The second key difference between China and other developing countries is the success of the one-child policy among women of all educational and economic strata. There are many ways in which the one-child policy might be dysfunctional, most notably the distorted excess number of men to women under the age of thirty, and it is likely that in the next five years we'll see some modification to allow a second child. Nevertheless, one can think of no other country in the world that is having this discussion, much less dealing with the demographic reality.

The final difference is state ownership of all urban land. Land monopolies exist elsewhere, but the scale and effectiveness of government control over urban use in China is beyond what any other developing country has done. In short, because the Chinese government owns the land, dictates fertility, and can — if necessary — come close to controlling movement in and out of urban areas, Chinese cities will continue to be distinctive, even unique megacities.

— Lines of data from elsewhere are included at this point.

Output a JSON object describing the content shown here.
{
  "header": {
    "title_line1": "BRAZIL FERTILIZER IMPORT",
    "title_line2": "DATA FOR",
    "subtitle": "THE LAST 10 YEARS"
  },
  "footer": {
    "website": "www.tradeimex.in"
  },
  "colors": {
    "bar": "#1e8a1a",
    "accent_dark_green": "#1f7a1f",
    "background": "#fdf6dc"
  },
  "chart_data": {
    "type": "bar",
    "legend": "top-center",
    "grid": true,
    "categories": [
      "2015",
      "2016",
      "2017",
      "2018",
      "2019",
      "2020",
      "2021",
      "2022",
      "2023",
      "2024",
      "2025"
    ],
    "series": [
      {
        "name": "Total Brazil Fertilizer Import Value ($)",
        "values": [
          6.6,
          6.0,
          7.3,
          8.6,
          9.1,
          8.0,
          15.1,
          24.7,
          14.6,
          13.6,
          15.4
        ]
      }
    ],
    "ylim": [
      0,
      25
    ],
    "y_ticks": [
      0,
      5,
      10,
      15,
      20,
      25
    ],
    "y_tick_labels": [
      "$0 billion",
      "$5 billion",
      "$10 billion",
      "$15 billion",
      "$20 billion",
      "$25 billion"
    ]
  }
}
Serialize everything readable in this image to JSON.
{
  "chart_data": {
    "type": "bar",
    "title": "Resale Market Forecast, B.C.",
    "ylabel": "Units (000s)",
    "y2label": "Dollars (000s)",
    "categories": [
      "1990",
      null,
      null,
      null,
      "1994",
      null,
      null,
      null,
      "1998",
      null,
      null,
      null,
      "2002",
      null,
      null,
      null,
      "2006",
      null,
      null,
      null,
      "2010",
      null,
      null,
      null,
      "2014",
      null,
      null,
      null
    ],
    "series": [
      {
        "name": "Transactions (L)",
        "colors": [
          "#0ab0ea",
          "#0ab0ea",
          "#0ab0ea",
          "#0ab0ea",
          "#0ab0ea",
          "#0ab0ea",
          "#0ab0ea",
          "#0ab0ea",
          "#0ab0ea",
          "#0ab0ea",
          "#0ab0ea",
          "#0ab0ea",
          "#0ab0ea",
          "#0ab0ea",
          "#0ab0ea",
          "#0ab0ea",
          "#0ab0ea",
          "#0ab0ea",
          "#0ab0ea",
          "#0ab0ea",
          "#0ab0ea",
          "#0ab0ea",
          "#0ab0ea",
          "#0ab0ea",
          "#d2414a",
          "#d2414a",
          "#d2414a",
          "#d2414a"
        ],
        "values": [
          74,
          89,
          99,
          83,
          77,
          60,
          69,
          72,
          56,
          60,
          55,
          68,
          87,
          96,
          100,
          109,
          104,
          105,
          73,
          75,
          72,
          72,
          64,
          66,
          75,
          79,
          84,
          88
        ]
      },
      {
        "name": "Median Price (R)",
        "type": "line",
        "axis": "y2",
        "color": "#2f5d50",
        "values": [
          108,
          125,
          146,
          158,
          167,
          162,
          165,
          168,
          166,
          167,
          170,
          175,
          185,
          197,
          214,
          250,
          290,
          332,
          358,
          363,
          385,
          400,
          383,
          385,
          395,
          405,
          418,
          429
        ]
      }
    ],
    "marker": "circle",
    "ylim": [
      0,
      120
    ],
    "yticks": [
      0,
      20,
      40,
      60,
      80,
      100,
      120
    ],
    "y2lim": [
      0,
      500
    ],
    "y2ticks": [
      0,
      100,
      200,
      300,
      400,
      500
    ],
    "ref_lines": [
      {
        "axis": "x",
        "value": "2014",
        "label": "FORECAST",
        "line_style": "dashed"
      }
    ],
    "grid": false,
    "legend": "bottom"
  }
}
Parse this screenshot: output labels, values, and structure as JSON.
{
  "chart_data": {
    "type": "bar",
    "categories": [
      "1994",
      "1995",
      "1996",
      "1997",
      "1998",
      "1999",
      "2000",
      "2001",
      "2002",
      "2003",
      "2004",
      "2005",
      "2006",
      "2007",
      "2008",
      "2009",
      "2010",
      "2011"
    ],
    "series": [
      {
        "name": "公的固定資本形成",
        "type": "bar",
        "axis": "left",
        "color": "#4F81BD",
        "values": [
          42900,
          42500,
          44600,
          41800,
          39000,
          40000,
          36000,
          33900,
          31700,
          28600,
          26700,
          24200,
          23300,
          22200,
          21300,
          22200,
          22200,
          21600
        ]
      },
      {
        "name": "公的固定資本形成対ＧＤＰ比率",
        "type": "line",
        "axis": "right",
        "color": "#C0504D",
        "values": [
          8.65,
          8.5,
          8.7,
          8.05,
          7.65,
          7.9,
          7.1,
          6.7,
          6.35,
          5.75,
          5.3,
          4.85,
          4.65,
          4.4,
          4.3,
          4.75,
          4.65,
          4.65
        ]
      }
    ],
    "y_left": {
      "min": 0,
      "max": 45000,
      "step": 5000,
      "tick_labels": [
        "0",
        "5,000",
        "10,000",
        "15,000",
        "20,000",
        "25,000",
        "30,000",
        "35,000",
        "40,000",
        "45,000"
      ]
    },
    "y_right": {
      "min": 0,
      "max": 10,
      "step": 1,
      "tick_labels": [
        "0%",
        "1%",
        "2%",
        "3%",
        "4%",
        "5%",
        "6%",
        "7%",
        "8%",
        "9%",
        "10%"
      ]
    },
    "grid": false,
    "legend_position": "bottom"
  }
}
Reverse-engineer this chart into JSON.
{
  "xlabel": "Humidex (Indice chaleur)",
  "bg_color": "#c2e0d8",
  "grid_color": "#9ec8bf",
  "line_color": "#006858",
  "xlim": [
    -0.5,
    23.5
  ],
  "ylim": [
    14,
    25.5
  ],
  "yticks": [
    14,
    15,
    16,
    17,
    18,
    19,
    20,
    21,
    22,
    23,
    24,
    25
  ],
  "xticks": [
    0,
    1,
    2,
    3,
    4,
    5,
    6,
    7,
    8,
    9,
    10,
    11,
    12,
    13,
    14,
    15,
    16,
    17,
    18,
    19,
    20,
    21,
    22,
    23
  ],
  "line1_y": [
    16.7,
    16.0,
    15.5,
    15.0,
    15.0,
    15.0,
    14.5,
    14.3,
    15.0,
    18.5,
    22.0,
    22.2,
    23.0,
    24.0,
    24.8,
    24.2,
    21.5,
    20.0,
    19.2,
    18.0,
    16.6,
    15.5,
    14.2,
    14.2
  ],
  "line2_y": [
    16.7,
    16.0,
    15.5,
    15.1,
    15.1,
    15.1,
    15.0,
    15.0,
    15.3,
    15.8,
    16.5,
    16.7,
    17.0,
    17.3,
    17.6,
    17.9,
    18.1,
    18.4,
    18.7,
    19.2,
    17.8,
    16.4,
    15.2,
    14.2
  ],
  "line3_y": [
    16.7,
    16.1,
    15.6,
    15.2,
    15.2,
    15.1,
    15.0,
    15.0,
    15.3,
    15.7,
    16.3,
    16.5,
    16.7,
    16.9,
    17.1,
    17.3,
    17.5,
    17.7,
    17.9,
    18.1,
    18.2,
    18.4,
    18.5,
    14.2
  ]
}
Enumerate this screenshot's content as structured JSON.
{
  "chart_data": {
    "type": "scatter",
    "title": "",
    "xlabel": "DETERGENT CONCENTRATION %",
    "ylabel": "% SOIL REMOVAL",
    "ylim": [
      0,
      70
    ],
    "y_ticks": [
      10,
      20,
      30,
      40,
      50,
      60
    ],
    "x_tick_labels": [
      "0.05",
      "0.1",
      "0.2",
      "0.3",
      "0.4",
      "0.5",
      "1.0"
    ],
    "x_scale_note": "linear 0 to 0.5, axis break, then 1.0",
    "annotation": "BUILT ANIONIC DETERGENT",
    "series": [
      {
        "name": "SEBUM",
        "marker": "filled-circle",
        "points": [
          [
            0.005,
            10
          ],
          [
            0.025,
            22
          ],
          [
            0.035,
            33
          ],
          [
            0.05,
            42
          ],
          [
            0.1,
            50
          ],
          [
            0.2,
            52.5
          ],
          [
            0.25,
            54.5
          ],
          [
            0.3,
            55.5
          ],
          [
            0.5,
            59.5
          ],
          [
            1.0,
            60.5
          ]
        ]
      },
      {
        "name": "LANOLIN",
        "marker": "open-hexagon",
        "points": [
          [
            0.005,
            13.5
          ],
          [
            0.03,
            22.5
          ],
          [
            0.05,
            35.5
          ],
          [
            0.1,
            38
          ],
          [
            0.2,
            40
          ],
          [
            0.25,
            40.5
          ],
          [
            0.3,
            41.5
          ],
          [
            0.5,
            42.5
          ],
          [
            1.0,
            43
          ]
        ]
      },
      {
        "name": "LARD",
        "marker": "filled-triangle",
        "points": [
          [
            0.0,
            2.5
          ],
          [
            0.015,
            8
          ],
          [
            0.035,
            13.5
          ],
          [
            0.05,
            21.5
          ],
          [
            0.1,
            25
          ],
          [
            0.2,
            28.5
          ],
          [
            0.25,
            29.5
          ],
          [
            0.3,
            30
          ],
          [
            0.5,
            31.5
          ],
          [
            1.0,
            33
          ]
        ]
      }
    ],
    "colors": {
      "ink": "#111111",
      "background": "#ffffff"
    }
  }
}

Q: How do we look at environmental issues in China?
I feel very strongly that environmental issues need to be seen as global. You can find plenty of examples of mistakes in the United States and anywhere else in the world. That said, pollution is terrible in China. In the last 30 years, the water table has been ruined — only 60% of the water can be used now. Nobody has figured out how to clean it. I'm an optimist. I think technology will create a solution. But the Chinese ecosystem is extremely fragile.

The key to improvement is to overcome China's sense that the rest of the world has just exported their pollution to China. This is an argument you hear in China from people in all walks of life. Why are you screaming at us? We've taken your dirty jobs. And in fact, they have a point. Certain kinds of manufacturing moved from Indiana to southern China. Pollution went down in Indiana and in southern China they have no clean water. Of course, that is a caricature, but it captures some of the trade-offs we need to confront.

Going forward, I think the Chinese are absolutely willing to work with the rest of the world. They can be great partners if you build alliances that incorporate as many players as possible and mobilize shared ideals.